Pierre Bourdieu accorde une importance majeure à la sociologie des intellectuels qui, pour lui, n’est pas un domaine séparé du savoir mais le moment où celui-ci se réfléchit : les erreurs et méprises scientifiques engendrées par des biais idéologiques renvoient toujours aux conditions de la production et de la circulation des idées. L’intention de cette sociologie n’est pas de rabaisser les intellectuels, mais au contraire de leur donner les moyens d’une émancipation qui les concerne directement et qui, à travers eux, concerne l’ensemble de la société. Entre le répertoire de l’analyse scientifique et le répertoire normatif, il n’y a pas de coupure. L’autonomie des intellectuels, à condition d’être considérée comme défense d’un groupe qui n’a pas sa fin en lui-même, devrait plutôt être entendue comme un « corporatisme de l’universel » : défendre les intellectuels comme détenteurs d’une compétence dont le propre est d’inclure une réflexion sur ses conditions d’usage, ses limites et ses dévoiements, c’est travailler à mettre leur activité au service de la liberté de tous.

Parlant d’une « sorte d’intellectuel collectif », Bourdieu désignait une action concertée des intellectuels pour résister à « des mécanismes plus puissants que les individus » : « il faudrait inventer une sorte d’intellectuel collectif sur le modèle de ce qu’ont été les Encyclopédistes », déclarait-il à Franck Nouchi dans Le Monde du 7 décembre 1993 [Bourdieu 1993]. De plus en plus l’expression a été employée pour suggérer ce que pourrait être une action rationnelle permettant de concilier les exigences critiques traditionnelles des intellectuels issues des Lumières (« penser par soi-même ») et les caractéristiques du mode de production des savoirs, irréversiblement régi, selon Durkheim comme selon Weber, par un degré élevé de division du travail.

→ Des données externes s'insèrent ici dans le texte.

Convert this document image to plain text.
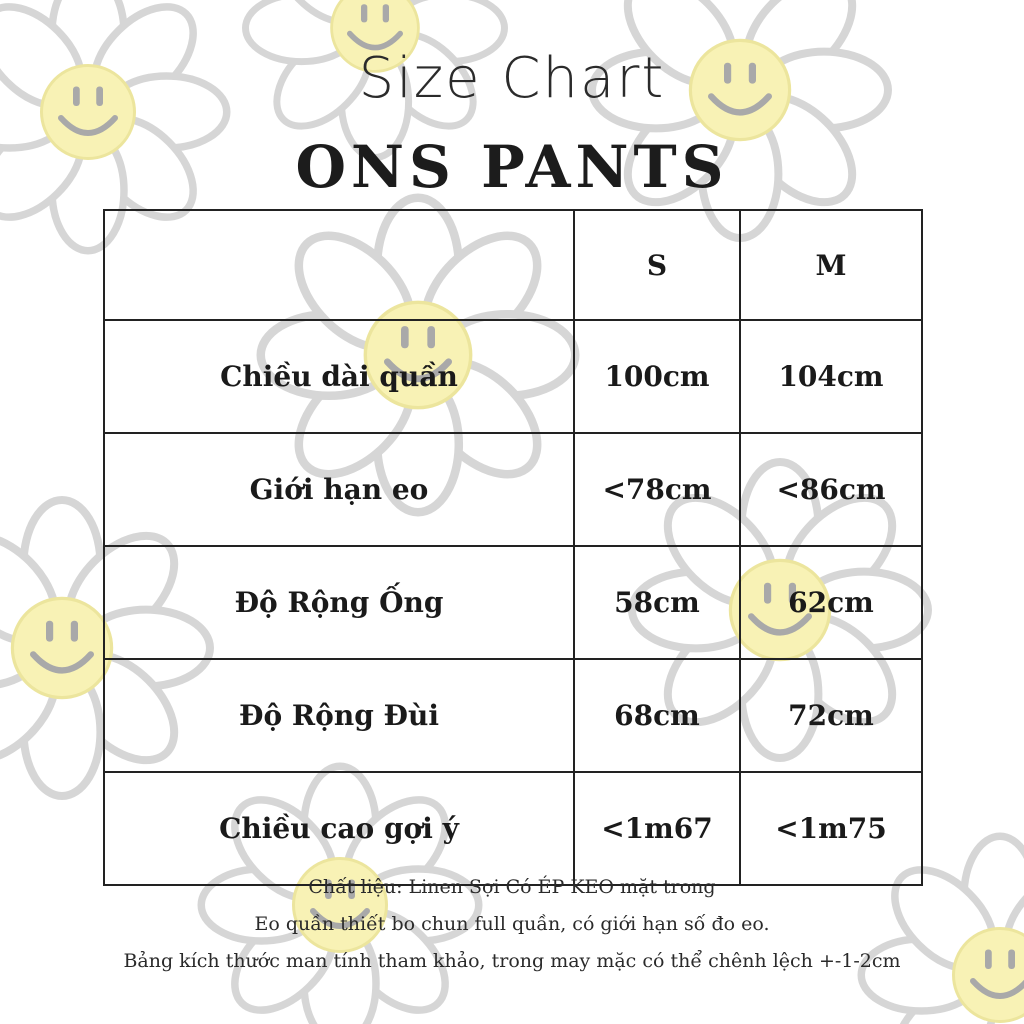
Size Chart
ONS PANTS
	S	M
Chiều dài quần	100cm	104cm
Giới hạn eo	<78cm	<86cm
Độ Rộng Ống	58cm	62cm
Độ Rộng Đùi	68cm	72cm
Chiều cao gợi ý	<1m67	<1m75
Chất liệu: Linen Sợi Có ÉP KEO mặt trong
Eo quần thiết bo chun full quần, có giới hạn số đo eo.
Bảng kích thước man tính tham khảo, trong may mặc có thể chênh lệch +-1-2cm
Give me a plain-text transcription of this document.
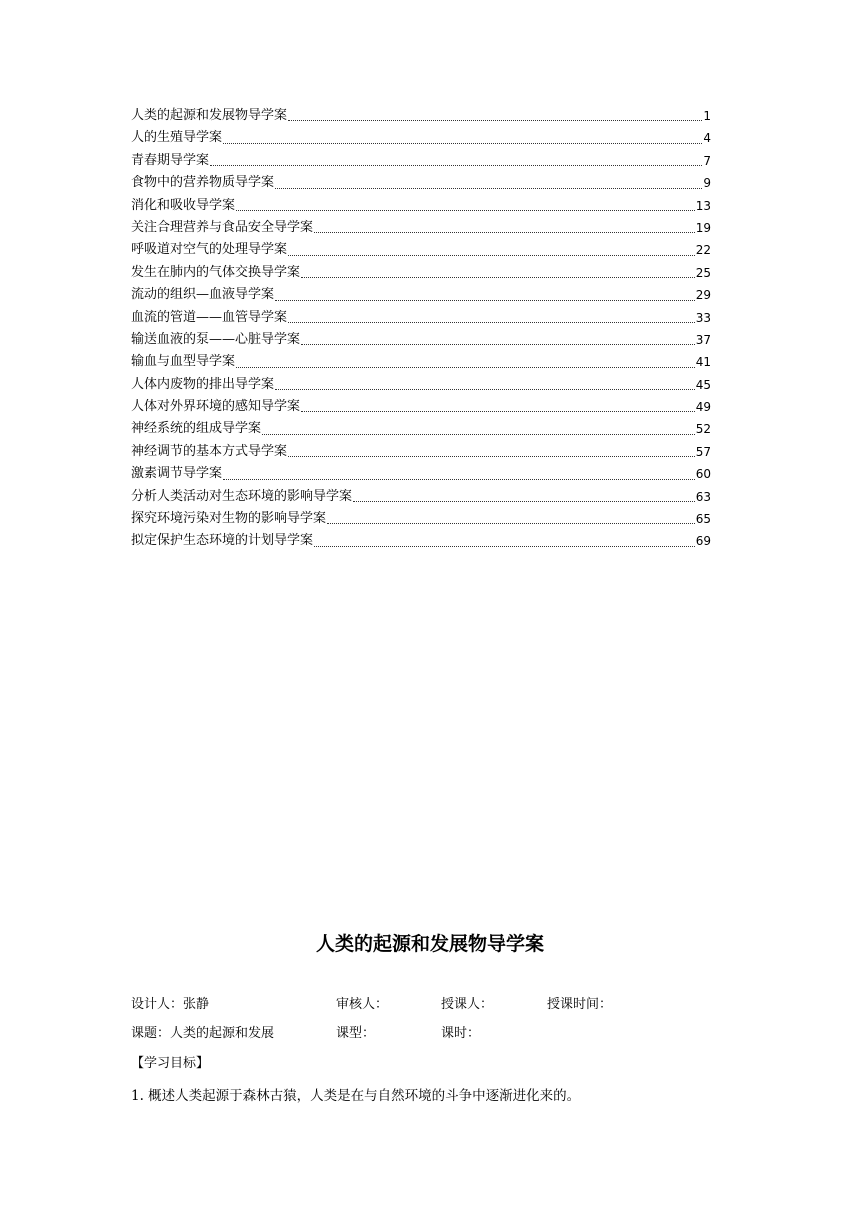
人类的起源和发展物导学案	1
人的生殖导学案	4
青春期导学案	7
食物中的营养物质导学案	9
消化和吸收导学案	13
关注合理营养与食品安全导学案	19
呼吸道对空气的处理导学案	22
发生在肺内的气体交换导学案	25
流动的组织—血液导学案	29
血流的管道——血管导学案	33
输送血液的泵——心脏导学案	37
输血与血型导学案	41
人体内废物的排出导学案	45
人体对外界环境的感知导学案	49
神经系统的组成导学案	52
神经调节的基本方式导学案	57
激素调节导学案	60
分析人类活动对生态环境的影响导学案	63
探究环境污染对生物的影响导学案	65
拟定保护生态环境的计划导学案	69
人类的起源和发展物导学案
设计人：张静	审核人：	授课人：	授课时间：
课题：人类的起源和发展	课型：	课时：
【学习目标】
1. 概述人类起源于森林古猿，人类是在与自然环境的斗争中逐渐进化来的。
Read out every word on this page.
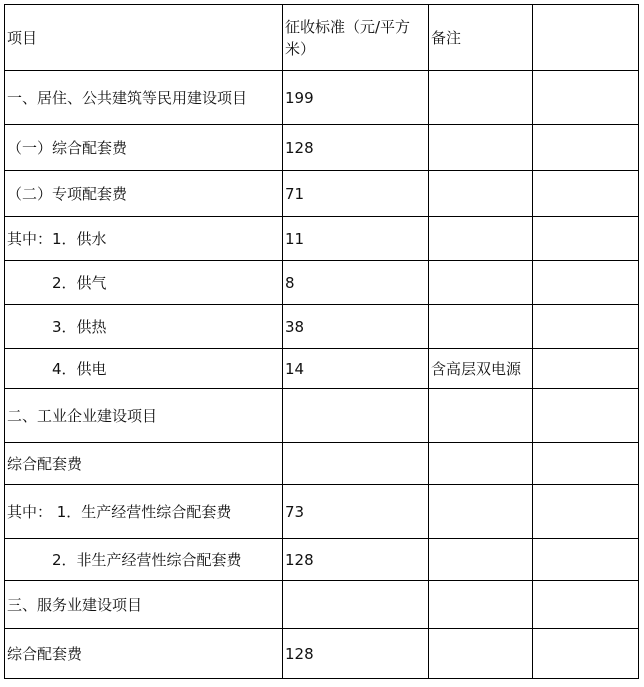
项目	征收标准（元/平方米）	备注	
一、居住、公共建筑等民用建设项目	199		
（一）综合配套费	128		
（二）专项配套费	71		
其中：1．供水	11		
　　　2．供气	8		
　　　3．供热	38		
　　　4．供电	14	含高层双电源	
二、工业企业建设项目			
综合配套费			
其中： 1．生产经营性综合配套费	73		
　　　2．非生产经营性综合配套费	128		
三、服务业建设项目			
综合配套费	128		
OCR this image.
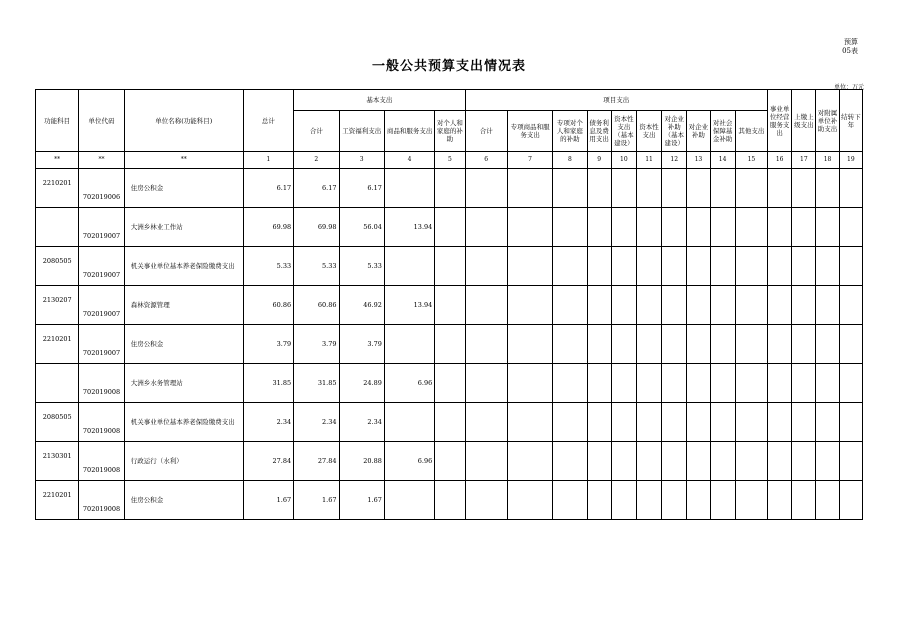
预算
05表
一般公共预算支出情况表
单位：万元
功能科目	单位代码	单位名称(功能科目)	总计	基本支出				项目支出										事业单位经营服务支出	上缴上级支出	对附属单位补助支出	结转下年
				合计	工资福利支出	商品和服务支出	对个人和家庭的补助	合计	专项商品和服务支出	专项对个人和家庭的补助	债务利息及费用支出	资本性支出（基本建设）	资本性支出	对企业补助（基本建设）	对企业补助	对社会保障基金补助	其他支出				
**	**	**	1	2	3	4	5	6	7	8	9	10	11	12	13	14	15	16	17	18	19
2210201	702019006	住房公积金	6.17	6.17	6.17																
	702019007	大洲乡林业工作站	69.98	69.98	56.04	13.94															
2080505	702019007	机关事业单位基本养老保险缴费支出	5.33	5.33	5.33																
2130207	702019007	森林资源管理	60.86	60.86	46.92	13.94															
2210201	702019007	住房公积金	3.79	3.79	3.79																
	702019008	大洲乡水务管理站	31.85	31.85	24.89	6.96															
2080505	702019008	机关事业单位基本养老保险缴费支出	2.34	2.34	2.34																
2130301	702019008	行政运行（水利）	27.84	27.84	20.88	6.96															
2210201	702019008	住房公积金	1.67	1.67	1.67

L’affirmation de l’autonomie des intellectuels par rapport aux pouvoirs politico-économiques comporte une rupture, d’abord avec les conceptions technocratiques qui tendent à privilégier le modèle de l’expert, et aussi, avec les tentations prophétiques illustrées par le modèle sartrien de l’« intellectuel total » qui, tout en étant éminemment estimable, pèche par naïveté en attribuant à un individu exemplaire des pouvoirs exceptionnels. Pour dépasser ce dernier modèle, Foucault avait proposé la notion d’intellectuel spécifique qui concernait des « points précis » (logement, asile, hôpital, famille) en évitant des formulations globales jugées simplificatrices. La seule façon réaliste, selon Bourdieu, de résister aux forces d’asservissement intellectuelles et politiques est de mutualiser les compétences, les savoir-faire, de leur donner des dimensions interdisciplinaires et internationales, ce qui suppose de la part de chacun des participants des qualités telles que la rigueur, la modestie, la perception d’enjeux universels au sein de tel ou tel contexte.

Monde diplomatique, juin 1999

Bourdieu P., « Pour un mouvement social européen »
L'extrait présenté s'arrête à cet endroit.